A report titled “The State of Food Security and Nutrition in the World,” prepared by some specialized United Nations agencies, said that despite decades of global commitment to end hunger, food insecurity and malnutrition, these efforts have been undermined by climate variability and conflict. The report further states that in 2019, nearly 690 million people (8.9%) of the world’s population were undernourished, adding that COVID-19 could likely add 83 to 132 million families to the ranks of this. undernourished population. ”
In his commentary, the national president of the All Farmers Association of Nigeria, Kabir Ibrahim, said that growing insecurity in the country along with other factors poses a serious threat to food production in Nigeria as some farmers do not could no longer go to their farms to plant or harvest crops.
He said, “It is harvest time, but due to insecurity in some parts of the country, farmers in those areas cannot go to their farms to harvest their crops. If they cannot harvest the crops, it means that food prices will rise as there will be scarce food items available. Climate change has also played an important role in worsening the food crisis in the country. Recent floods and droughts in parts of Nigeria have made it impossible for farmers in these affected areas to get to their farms. All of these factors have exacerbated the food price inflation in the country.
For his part, the Deputy Chief Dietitian of Ajeromi General Hospital, Dr Olusola Malomo, said that a family’s socio-economic status determines the quality of the food it consumes.
He said, “Now that there is an increase in food prices, most middle-income families are now maneuvering to meet their nutritional needs. They also make choices that are not safe. For example, in the case of tomatoes, you now see many families going to the market to buy rotten tomatoes (commonly known as esa) and these rotten tomatoes are high in mycotoxins which are carcinogenic. It could even predispose them to food poisoning.

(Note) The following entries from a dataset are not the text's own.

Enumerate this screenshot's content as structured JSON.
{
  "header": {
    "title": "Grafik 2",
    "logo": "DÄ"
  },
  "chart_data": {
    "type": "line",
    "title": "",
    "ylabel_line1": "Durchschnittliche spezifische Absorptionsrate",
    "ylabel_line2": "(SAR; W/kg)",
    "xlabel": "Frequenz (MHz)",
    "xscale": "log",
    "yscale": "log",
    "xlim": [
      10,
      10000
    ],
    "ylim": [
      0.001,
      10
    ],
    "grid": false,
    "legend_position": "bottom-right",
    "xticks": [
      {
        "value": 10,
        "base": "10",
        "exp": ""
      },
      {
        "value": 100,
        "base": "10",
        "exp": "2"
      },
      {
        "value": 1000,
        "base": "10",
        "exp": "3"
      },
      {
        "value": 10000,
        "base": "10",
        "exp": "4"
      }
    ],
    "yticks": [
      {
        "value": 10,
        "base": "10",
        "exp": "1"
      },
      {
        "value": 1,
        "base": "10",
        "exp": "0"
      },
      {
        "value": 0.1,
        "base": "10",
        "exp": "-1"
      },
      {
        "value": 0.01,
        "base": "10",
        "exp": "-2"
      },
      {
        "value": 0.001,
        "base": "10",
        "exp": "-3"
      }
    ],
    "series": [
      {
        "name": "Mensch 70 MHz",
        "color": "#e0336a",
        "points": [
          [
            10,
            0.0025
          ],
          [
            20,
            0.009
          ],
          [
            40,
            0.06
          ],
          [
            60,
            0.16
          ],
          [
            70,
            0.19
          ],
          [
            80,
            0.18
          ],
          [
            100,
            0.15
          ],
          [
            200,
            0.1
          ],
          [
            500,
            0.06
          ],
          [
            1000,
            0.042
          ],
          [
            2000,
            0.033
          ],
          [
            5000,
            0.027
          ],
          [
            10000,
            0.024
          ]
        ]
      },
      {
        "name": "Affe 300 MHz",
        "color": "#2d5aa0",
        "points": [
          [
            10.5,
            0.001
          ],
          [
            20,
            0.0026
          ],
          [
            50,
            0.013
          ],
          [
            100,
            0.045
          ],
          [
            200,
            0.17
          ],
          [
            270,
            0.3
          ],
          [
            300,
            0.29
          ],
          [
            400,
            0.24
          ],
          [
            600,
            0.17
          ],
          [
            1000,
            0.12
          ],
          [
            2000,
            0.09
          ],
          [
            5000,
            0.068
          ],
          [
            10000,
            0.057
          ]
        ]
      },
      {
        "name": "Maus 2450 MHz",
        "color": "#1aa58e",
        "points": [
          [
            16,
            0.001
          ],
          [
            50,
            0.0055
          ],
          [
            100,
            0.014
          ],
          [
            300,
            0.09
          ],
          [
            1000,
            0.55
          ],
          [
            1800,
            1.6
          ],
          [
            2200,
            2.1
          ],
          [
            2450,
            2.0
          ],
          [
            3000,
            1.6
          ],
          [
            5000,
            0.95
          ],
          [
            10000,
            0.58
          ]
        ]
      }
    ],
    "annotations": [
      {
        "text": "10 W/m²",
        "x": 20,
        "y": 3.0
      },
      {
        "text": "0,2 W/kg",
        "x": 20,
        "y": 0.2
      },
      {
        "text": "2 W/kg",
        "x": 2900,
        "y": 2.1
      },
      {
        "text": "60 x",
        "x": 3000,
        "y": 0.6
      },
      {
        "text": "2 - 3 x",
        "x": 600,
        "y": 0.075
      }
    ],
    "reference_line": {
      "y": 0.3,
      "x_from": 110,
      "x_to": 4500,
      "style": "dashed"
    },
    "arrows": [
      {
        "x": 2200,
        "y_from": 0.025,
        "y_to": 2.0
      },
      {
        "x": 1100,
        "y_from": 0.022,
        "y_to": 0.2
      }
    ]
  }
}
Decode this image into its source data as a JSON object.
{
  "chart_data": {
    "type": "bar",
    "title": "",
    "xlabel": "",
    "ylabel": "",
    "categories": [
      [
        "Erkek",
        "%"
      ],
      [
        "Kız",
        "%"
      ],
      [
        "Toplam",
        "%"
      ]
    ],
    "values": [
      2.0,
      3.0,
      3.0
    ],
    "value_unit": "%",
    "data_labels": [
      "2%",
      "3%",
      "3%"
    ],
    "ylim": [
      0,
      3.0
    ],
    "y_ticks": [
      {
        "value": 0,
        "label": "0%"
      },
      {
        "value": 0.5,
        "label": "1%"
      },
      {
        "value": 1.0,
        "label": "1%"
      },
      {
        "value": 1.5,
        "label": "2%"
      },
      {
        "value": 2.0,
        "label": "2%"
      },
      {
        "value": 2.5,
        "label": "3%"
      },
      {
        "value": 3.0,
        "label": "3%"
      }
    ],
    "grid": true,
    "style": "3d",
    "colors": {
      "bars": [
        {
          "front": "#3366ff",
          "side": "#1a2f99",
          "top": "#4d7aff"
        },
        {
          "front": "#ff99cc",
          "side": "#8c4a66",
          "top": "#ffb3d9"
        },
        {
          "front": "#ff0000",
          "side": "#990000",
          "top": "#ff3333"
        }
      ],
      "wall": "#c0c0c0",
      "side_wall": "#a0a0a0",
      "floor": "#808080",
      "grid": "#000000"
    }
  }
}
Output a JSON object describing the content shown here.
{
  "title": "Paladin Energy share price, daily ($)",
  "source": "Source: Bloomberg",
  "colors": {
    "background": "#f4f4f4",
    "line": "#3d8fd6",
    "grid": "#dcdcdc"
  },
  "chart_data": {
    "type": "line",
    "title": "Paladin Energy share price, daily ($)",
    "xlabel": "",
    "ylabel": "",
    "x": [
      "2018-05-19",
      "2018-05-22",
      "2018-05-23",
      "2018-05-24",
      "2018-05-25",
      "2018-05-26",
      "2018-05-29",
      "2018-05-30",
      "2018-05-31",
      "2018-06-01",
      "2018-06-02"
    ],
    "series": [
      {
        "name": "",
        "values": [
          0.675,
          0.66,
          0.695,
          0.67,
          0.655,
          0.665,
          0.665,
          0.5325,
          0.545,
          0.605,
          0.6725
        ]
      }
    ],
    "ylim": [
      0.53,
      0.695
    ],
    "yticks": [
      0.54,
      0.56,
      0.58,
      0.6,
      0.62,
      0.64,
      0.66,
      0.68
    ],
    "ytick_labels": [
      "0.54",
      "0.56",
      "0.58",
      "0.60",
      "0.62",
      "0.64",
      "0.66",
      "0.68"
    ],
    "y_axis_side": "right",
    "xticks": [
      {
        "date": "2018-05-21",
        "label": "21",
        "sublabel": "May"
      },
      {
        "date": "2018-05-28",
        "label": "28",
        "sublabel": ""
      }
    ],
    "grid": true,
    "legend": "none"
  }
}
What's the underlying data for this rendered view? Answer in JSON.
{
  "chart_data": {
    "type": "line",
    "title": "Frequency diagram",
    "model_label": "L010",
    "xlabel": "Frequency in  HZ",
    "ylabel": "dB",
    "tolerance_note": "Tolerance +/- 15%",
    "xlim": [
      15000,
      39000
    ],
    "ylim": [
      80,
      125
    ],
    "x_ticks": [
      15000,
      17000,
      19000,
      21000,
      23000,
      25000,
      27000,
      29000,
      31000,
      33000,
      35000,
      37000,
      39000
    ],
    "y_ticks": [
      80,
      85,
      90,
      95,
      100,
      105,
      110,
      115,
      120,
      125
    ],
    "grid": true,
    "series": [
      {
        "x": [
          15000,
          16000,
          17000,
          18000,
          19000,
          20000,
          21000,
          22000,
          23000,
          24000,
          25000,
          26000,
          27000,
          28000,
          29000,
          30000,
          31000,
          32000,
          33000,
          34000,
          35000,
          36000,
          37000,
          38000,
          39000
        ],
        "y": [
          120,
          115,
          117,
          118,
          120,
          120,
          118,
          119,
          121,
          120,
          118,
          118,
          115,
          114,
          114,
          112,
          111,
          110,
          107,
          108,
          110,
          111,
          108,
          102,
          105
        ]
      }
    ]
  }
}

He noted that there was a recommended dose of nutrition that children were required to take, especially in the first 1,000 days of life. He added that young children should be exclusively breastfed for the first six months of life, saying that a mother who does not eat enough cannot provide her child with the necessary nutrition he or she should be getting from. ‘she.
Malomo said: “For children and toddlers, due to an increase in food items, the food packages they bring to school now contain meals that do not meet their needs for iron, vitamins. , protein and calcium. In some families, children have to compete for the meager food available, depriving them of enough nutrients because the amount of food consumed by children may not reach the recommended allowance.
“For these children, if their bodies do not receive enough nutrients, malnutrition, wasting and stunted growth can set in. Their cognitive abilities will also be affected because nutrition is linked to brain activity.”
Malomo indicated that to reduce the threat, sensitization and awareness of families must be supported as there are food alternatives which are not expensive.
He said: “It is through awareness and adequate information that nutritionists and dietitians can advise people on what to eat. Home gardening is another way to improve family food security. Natural or artificial gardening methods can help families grow vegetables rich in vitamins essential for growth and well-being, by supplementing their nutritional needs.